François Jost regrette que la séman­tique soit util­isée pour « con­stru­ire une con­ti­nu­ité entre les dif­férentes séquences de la grille. » Pour lui « la chaine crée un monde où l’information est sélec­tion­née en fonc­tion de ses pro­pres valeurs, portées par des chroniqueurs qui inter­vi­en­nent pour dire ce qu’il faut penser des infor­ma­tions. » On en con­clut que, pour lui, les autres chaînes télévi­suelles ne versent pas dans cette faute, ce qui laisse pen­sif.
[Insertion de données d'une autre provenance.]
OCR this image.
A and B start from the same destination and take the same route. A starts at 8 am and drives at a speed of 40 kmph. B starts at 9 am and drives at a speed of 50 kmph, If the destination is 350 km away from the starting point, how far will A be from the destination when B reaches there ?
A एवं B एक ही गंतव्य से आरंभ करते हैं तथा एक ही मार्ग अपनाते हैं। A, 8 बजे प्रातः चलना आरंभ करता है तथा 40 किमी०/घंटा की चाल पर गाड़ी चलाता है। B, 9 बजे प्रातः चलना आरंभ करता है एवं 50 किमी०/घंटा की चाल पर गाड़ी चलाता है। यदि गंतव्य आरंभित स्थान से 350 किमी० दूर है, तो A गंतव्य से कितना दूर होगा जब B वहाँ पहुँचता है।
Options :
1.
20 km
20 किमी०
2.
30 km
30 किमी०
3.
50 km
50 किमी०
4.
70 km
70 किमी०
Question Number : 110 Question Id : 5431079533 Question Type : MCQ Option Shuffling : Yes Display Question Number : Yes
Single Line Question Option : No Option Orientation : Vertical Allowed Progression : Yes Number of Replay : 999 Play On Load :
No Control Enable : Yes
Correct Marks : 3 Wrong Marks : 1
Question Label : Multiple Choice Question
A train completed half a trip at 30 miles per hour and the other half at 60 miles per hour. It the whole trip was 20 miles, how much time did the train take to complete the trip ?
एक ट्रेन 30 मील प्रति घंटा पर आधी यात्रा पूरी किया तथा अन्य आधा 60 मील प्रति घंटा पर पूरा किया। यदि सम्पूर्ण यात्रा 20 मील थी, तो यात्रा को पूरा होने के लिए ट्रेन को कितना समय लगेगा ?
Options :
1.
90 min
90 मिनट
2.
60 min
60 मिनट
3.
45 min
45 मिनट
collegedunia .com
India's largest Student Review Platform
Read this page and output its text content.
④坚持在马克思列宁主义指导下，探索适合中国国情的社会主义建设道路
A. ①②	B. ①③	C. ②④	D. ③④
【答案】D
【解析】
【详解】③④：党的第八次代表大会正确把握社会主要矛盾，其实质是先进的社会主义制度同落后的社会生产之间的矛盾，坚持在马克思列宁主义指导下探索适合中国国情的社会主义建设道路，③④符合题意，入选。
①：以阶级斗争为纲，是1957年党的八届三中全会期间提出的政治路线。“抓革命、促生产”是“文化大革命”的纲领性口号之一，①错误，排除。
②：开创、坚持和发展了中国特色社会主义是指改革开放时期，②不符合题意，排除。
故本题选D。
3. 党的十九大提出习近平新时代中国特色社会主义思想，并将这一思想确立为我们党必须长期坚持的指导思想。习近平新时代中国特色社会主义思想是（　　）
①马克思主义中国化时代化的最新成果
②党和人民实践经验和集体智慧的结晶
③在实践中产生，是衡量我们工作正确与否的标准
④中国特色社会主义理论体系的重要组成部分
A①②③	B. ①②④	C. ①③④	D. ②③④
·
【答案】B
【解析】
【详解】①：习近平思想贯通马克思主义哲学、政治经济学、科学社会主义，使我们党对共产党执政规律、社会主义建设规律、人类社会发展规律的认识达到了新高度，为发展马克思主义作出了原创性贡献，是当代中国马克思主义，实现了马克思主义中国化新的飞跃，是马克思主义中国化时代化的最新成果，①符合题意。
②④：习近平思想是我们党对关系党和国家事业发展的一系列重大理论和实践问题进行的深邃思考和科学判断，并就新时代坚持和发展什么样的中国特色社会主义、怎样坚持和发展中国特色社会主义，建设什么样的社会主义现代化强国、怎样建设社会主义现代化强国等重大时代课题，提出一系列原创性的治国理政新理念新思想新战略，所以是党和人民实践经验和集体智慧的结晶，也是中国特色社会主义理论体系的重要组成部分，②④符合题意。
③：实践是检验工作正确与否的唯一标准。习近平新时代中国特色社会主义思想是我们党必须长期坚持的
Le jour­nal­isme est pour­tant affaire de choix, donc de sub­jec­tiv­ité : choix de son sujet, donc écarte­ment des autres, choix d’un angle, choix d’un fait pour l’illustrer. Per­son­ne, et surtout pas les jour­nal­istes eux-mêmes, ne peut imag­in­er qu’un média ne sélec­tionne pas l’information. Quant à la sub­jec­tiv­ité d’un dis­cours, il est franche­ment éton­nant qu’un sémi­o­logue s’en étonne. Les mots ont un sens, et une portée. François Jost sem­ble porté par le désir à tout prix de met­tre ses con­nais­sances à prof­it pour tuer CNews, et donc une bonne par­tie d’un dis­cours médi­a­tique qui ne lui con­vient pas. C’est de bonne guerre, et on ne saurait lui en vouloir. Mais la moin­dre des choses, dans ce cas, serait d’avoir le courage de l’assumer, sans se cacher der­rière une demande de plu­ral­isme de façade con­sacré par une loi.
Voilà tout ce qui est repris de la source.